Les actions de la droite néerlandaise et turque sont pleines d'hypocrisie. Le gouvernement néerlandais n'a pas de problème à s'allier à un gouvernement répressif et raciste tel celui de Netanyahou en Israël - mais, dans le cas de la Turquie, il se prétend soudainement préoccupé profondément par la démocratie. Si le gouvernement néerlandais était vraiment préoccupé par les droits démocratiques en Turquie, il pourrait le démontrer en soutenant l'opposition démocratique turque et le droit des Kurdes à l'autodétermination. Mais, comme on le voit dans le cas des réfugiés, les forces au pouvoir des deux pays sont capables de travailler ensemble, sans heurts, pour les opprimer et pour consolider l'Europe-forteresse.

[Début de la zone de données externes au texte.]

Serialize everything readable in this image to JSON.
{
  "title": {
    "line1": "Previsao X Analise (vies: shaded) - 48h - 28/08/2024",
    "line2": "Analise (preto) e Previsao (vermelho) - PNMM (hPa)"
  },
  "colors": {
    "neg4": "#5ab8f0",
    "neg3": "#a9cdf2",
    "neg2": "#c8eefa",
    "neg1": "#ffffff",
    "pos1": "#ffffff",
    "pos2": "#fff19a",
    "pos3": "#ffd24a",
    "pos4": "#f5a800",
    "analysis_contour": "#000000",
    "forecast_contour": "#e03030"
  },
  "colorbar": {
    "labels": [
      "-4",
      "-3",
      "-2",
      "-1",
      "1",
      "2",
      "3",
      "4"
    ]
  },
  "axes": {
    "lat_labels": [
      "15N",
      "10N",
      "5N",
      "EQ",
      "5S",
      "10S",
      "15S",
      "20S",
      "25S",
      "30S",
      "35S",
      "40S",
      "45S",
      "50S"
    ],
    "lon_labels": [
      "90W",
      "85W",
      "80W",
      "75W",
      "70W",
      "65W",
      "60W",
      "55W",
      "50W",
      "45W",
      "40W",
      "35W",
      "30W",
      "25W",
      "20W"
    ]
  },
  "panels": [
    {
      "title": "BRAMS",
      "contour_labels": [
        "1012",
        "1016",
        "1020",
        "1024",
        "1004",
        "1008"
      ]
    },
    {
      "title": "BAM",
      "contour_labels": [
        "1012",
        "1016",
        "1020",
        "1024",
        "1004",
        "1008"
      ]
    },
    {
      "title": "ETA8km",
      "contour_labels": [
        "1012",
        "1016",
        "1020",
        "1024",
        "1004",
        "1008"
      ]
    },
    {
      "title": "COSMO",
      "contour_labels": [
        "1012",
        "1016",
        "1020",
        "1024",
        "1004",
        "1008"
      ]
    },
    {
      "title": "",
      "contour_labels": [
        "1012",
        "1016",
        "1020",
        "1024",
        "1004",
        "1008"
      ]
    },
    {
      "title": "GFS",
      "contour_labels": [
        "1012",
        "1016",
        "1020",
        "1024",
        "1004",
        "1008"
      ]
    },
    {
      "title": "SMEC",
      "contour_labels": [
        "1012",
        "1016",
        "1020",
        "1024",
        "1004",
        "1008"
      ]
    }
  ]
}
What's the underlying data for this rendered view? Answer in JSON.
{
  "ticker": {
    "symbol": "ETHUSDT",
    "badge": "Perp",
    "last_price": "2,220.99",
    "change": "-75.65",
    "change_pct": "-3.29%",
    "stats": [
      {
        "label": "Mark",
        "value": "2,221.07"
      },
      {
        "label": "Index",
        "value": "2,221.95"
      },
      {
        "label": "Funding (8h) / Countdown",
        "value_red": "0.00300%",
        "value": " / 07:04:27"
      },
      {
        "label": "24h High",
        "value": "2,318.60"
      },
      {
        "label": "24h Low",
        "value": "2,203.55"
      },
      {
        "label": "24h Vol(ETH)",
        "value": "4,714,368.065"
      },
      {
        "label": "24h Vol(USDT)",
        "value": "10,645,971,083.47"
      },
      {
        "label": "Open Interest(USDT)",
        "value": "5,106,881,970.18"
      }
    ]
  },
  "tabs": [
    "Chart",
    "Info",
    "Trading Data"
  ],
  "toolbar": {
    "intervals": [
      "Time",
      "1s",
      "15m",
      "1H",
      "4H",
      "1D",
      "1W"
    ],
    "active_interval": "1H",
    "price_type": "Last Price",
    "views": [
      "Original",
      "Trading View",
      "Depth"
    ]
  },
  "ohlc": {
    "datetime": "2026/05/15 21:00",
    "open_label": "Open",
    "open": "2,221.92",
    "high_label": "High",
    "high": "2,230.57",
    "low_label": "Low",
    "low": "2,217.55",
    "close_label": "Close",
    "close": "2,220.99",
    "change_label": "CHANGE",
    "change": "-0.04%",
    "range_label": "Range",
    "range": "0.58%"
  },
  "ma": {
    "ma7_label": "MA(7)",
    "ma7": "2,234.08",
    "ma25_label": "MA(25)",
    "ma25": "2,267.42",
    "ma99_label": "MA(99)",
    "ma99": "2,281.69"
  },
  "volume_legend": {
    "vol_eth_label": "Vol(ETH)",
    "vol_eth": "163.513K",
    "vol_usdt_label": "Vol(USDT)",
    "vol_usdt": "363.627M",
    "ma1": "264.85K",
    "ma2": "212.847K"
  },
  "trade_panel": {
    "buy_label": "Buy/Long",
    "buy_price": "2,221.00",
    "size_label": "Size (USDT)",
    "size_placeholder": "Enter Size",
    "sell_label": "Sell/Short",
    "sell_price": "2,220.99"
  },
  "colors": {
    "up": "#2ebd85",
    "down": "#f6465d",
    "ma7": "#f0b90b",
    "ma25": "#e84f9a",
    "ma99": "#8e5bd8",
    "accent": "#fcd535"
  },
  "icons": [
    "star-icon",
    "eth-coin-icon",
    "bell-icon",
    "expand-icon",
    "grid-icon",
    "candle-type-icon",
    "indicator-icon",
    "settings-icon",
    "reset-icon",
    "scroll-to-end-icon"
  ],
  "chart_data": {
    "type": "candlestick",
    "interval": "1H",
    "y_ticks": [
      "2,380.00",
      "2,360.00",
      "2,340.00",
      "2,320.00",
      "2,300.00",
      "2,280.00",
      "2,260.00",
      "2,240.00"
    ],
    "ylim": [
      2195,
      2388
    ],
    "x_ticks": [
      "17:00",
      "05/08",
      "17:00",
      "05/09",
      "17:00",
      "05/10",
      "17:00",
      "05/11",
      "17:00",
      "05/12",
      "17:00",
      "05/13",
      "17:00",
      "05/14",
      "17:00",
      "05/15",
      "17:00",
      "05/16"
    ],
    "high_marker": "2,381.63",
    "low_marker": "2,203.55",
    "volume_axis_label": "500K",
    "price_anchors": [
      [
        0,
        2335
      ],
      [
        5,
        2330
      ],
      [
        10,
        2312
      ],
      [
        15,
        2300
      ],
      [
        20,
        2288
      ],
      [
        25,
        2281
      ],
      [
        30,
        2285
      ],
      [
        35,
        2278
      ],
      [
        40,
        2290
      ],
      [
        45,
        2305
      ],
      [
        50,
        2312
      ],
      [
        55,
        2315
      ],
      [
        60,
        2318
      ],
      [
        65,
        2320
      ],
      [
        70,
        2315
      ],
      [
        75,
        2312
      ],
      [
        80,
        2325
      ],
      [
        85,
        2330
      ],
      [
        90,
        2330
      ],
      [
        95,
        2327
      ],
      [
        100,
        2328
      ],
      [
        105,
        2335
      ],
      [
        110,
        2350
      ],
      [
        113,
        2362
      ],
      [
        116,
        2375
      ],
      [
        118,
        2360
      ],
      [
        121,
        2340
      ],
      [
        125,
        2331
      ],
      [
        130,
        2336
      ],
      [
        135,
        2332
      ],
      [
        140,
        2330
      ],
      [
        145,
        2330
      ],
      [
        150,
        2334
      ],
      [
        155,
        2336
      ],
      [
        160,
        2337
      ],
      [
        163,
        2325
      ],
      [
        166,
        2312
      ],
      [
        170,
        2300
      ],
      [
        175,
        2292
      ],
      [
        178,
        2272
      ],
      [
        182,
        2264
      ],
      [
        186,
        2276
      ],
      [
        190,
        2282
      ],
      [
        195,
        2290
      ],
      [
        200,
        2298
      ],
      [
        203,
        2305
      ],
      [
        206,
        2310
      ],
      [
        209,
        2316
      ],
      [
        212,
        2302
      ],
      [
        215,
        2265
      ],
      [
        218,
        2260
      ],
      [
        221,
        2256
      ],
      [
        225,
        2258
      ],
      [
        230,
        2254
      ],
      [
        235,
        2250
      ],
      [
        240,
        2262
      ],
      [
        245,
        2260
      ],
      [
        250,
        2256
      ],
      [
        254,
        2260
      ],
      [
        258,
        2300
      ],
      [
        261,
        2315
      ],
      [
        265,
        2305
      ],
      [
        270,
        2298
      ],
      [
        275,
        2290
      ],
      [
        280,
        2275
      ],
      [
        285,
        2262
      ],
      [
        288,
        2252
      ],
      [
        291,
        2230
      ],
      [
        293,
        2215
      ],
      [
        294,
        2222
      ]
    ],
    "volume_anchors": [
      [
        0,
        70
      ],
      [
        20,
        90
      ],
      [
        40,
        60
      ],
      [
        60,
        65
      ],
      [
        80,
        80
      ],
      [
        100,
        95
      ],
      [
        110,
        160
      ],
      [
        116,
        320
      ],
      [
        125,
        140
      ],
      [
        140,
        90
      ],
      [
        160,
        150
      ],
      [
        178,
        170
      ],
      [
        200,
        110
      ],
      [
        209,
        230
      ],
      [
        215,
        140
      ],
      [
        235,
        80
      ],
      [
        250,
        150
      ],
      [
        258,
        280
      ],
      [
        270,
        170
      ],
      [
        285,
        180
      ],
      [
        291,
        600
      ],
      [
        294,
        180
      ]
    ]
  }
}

La gauche doit s'opposer aux campagnes des droites, néerlandaise et turque, afin de construire la lutte contre elles. Nous demandons un " non » au référendum turc, dans le cadre d'une résistance au régime de plus en plus autoritaire d'Erdoğan et pour défendre la laïcité. Nous demandons un vote contre l'islamophobie et le racisme aux Pays-Bas pour construire dans les rues et sur nos lieux de travail des mouvements contre le racisme. Pour défendre les droits démocratiques et les intérêts populaires, les travailleurs en Turquie et aux Pays-Bas ne peuvent compter sur les gouvernements de droite de leurs pays. Ils devraient plutôt défendre leurs intérêts communs dans une lutte commune contre le néolibéralisme et contre toutes les formes d'oppression.

14 mars 2017

* Cette déclaration conjointe sur l'interdiction faite par le gouvernement néerlandais aux ministres turcs de tenir des réunions aux Pays-Bas, et sur les enjeux de ce conflit, a été publiée par les sections de la IVe Internationale en Turquie (Sosyalist Demokrasi için Yeniyol - Voie nouvelle pour la démocratie socialiste -, qui anime le site Yeniyol) et aux Pays-Bas (Socialistische Alternatieve Politiek - SAP, Politique socialiste alternative -, qui anime le site Grenzeloos).